The Art of Teaching


There is little that is more exciting to me than finding ways of teaching through the arts. When teaching the three and four year olds in my class I try to involve as many of the children’s senses as possible, because I have come to realize that the more immersed a child is in any given subject, the more apt he or she is to remember and integrate that knowledge into what they already know of the world. I have found the arts to be the perfect vehicle for such immersion, which leaves me to wonder why children older than pre-school cease to have such rich and varied paths to learning as they did when they first entered school.

I, myself, was a student with a tremendous amount of difficulty in school because I am dyslexic (which was not actually diagnosed until my first year of college). I was, in fact, in remedial classes until I was fortunate enough to have a teacher in seventh grade, Mr. Dacey, who realized that I was bright, but that something was amiss and that I needed to be taught in an unconventional way. Reading aloud had always been extremely anxiety-inducing for me, which Mr.
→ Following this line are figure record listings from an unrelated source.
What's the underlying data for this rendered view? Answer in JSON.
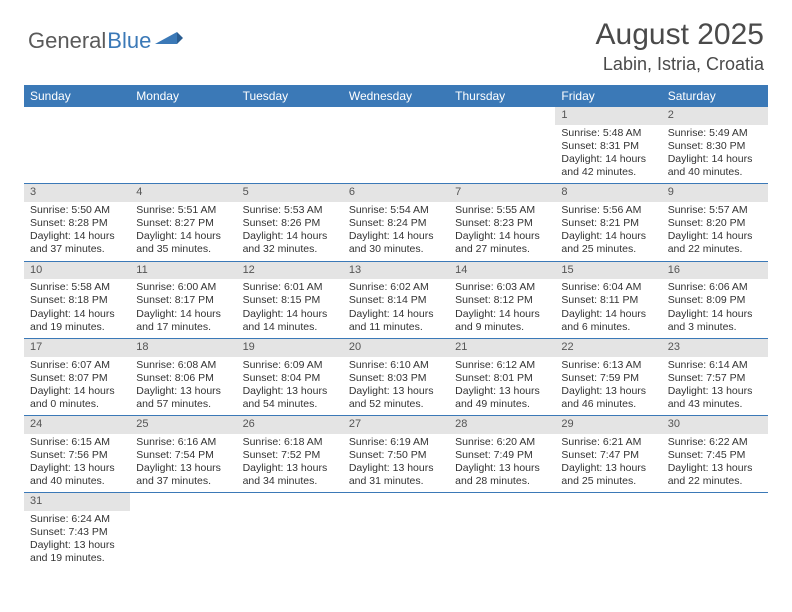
{
  "logo": {
    "part1": "General",
    "part2": "Blue"
  },
  "title": "August 2025",
  "location": "Labin, Istria, Croatia",
  "colors": {
    "accent": "#3b79b7",
    "header_text": "#ffffff",
    "daynum_bg": "#e4e4e4",
    "text": "#333333",
    "logo_gray": "#5a5a5a"
  },
  "day_headers": [
    "Sunday",
    "Monday",
    "Tuesday",
    "Wednesday",
    "Thursday",
    "Friday",
    "Saturday"
  ],
  "weeks": [
    [
      null,
      null,
      null,
      null,
      null,
      {
        "n": "1",
        "sr": "Sunrise: 5:48 AM",
        "ss": "Sunset: 8:31 PM",
        "d1": "Daylight: 14 hours",
        "d2": "and 42 minutes."
      },
      {
        "n": "2",
        "sr": "Sunrise: 5:49 AM",
        "ss": "Sunset: 8:30 PM",
        "d1": "Daylight: 14 hours",
        "d2": "and 40 minutes."
      }
    ],
    [
      {
        "n": "3",
        "sr": "Sunrise: 5:50 AM",
        "ss": "Sunset: 8:28 PM",
        "d1": "Daylight: 14 hours",
        "d2": "and 37 minutes."
      },
      {
        "n": "4",
        "sr": "Sunrise: 5:51 AM",
        "ss": "Sunset: 8:27 PM",
        "d1": "Daylight: 14 hours",
        "d2": "and 35 minutes."
      },
      {
        "n": "5",
        "sr": "Sunrise: 5:53 AM",
        "ss": "Sunset: 8:26 PM",
        "d1": "Daylight: 14 hours",
        "d2": "and 32 minutes."
      },
      {
        "n": "6",
        "sr": "Sunrise: 5:54 AM",
        "ss": "Sunset: 8:24 PM",
        "d1": "Daylight: 14 hours",
        "d2": "and 30 minutes."
      },
      {
        "n": "7",
        "sr": "Sunrise: 5:55 AM",
        "ss": "Sunset: 8:23 PM",
        "d1": "Daylight: 14 hours",
        "d2": "and 27 minutes."
      },
      {
        "n": "8",
        "sr": "Sunrise: 5:56 AM",
        "ss": "Sunset: 8:21 PM",
        "d1": "Daylight: 14 hours",
        "d2": "and 25 minutes."
      },
      {
        "n": "9",
        "sr": "Sunrise: 5:57 AM",
        "ss": "Sunset: 8:20 PM",
        "d1": "Daylight: 14 hours",
        "d2": "and 22 minutes."
      }
    ],
    [
      {
        "n": "10",
        "sr": "Sunrise: 5:58 AM",
        "ss": "Sunset: 8:18 PM",
        "d1": "Daylight: 14 hours",
        "d2": "and 19 minutes."
      },
      {
        "n": "11",
        "sr": "Sunrise: 6:00 AM",
        "ss": "Sunset: 8:17 PM",
        "d1": "Daylight: 14 hours",
        "d2": "and 17 minutes."
      },
      {
        "n": "12",
        "sr": "Sunrise: 6:01 AM",
        "ss": "Sunset: 8:15 PM",
        "d1": "Daylight: 14 hours",
        "d2": "and 14 minutes."
      },
      {
        "n": "13",
        "sr": "Sunrise: 6:02 AM",
        "ss": "Sunset: 8:14 PM",
        "d1": "Daylight: 14 hours",
        "d2": "and 11 minutes."
      },
      {
        "n": "14",
        "sr": "Sunrise: 6:03 AM",
        "ss": "Sunset: 8:12 PM",
        "d1": "Daylight: 14 hours",
        "d2": "and 9 minutes."
      },
      {
        "n": "15",
        "sr": "Sunrise: 6:04 AM",
        "ss": "Sunset: 8:11 PM",
        "d1": "Daylight: 14 hours",
        "d2": "and 6 minutes."
      },
      {
        "n": "16",
        "sr": "Sunrise: 6:06 AM",
        "ss": "Sunset: 8:09 PM",
        "d1": "Daylight: 14 hours",
        "d2": "and 3 minutes."
      }
    ],
    [
      {
        "n": "17",
        "sr": "Sunrise: 6:07 AM",
        "ss": "Sunset: 8:07 PM",
        "d1": "Daylight: 14 hours",
        "d2": "and 0 minutes."
      },
      {
        "n": "18",
        "sr": "Sunrise: 6:08 AM",
        "ss": "Sunset: 8:06 PM",
        "d1": "Daylight: 13 hours",
        "d2": "and 57 minutes."
      },
      {
        "n": "19",
        "sr": "Sunrise: 6:09 AM",
        "ss": "Sunset: 8:04 PM",
        "d1": "Daylight: 13 hours",
        "d2": "and 54 minutes."
      },
      {
        "n": "20",
        "sr": "Sunrise: 6:10 AM",
        "ss": "Sunset: 8:03 PM",
        "d1": "Daylight: 13 hours",
        "d2": "and 52 minutes."
      },
      {
        "n": "21",
        "sr": "Sunrise: 6:12 AM",
        "ss": "Sunset: 8:01 PM",
        "d1": "Daylight: 13 hours",
        "d2": "and 49 minutes."
      },
      {
        "n": "22",
        "sr": "Sunrise: 6:13 AM",
        "ss": "Sunset: 7:59 PM",
        "d1": "Daylight: 13 hours",
        "d2": "and 46 minutes."
      },
      {
        "n": "23",
        "sr": "Sunrise: 6:14 AM",
        "ss": "Sunset: 7:57 PM",
        "d1": "Daylight: 13 hours",
        "d2": "and 43 minutes."
      }
    ],
    [
      {
        "n": "24",
        "sr": "Sunrise: 6:15 AM",
        "ss": "Sunset: 7:56 PM",
        "d1": "Daylight: 13 hours",
        "d2": "and 40 minutes."
      },
      {
        "n": "25",
        "sr": "Sunrise: 6:16 AM",
        "ss": "Sunset: 7:54 PM",
        "d1": "Daylight: 13 hours",
        "d2": "and 37 minutes."
      },
      {
        "n": "26",
        "sr": "Sunrise: 6:18 AM",
        "ss": "Sunset: 7:52 PM",
        "d1": "Daylight: 13 hours",
        "d2": "and 34 minutes."
      },
      {
        "n": "27",
        "sr": "Sunrise: 6:19 AM",
        "ss": "Sunset: 7:50 PM",
        "d1": "Daylight: 13 hours",
        "d2": "and 31 minutes."
      },
      {
        "n": "28",
        "sr": "Sunrise: 6:20 AM",
        "ss": "Sunset: 7:49 PM",
        "d1": "Daylight: 13 hours",
        "d2": "and 28 minutes."
      },
      {
        "n": "29",
        "sr": "Sunrise: 6:21 AM",
        "ss": "Sunset: 7:47 PM",
        "d1": "Daylight: 13 hours",
        "d2": "and 25 minutes."
      },
      {
        "n": "30",
        "sr": "Sunrise: 6:22 AM",
        "ss": "Sunset: 7:45 PM",
        "d1": "Daylight: 13 hours",
        "d2": "and 22 minutes."
      }
    ],
    [
      {
        "n": "31",
        "sr": "Sunrise: 6:24 AM",
        "ss": "Sunset: 7:43 PM",
        "d1": "Daylight: 13 hours",
        "d2": "and 19 minutes."
      },
      null,
      null,
      null,
      null,
      null,
      null
    ]
  ]
}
Dacey soon realized, so he had me read Shakespeare to music that matched the meter. Something shifted in me that day. It was the first time in my life that I felt intelligent, hopeful, and excited about learning. If I never had this life-altering experience, I sometimes wonder if I would have ever even gone to college for my bachelors, much less my graduate degree, for fear of failure. Were it not for this experience, I certainly could never have recently graduated from my graduate school with honors.

I didn’t realize it at the time, but I was a person that needed the arts to help me understand my own self-worth, to gain a love of learning, and to reach my full potential. I want this to be possible for all children, especially for those that have challenges and may need to traverse many paths before they fully understand a particular subject and/or concept. I believe that art integration is that path.

"In harnessing the arts to other subjects, arts integration turns the curriculum toward work that does not merely reproduce knowledge, but uses knowledge in authentic, intellectual ways (Rabkin, Redmond, 2006, pg 63)."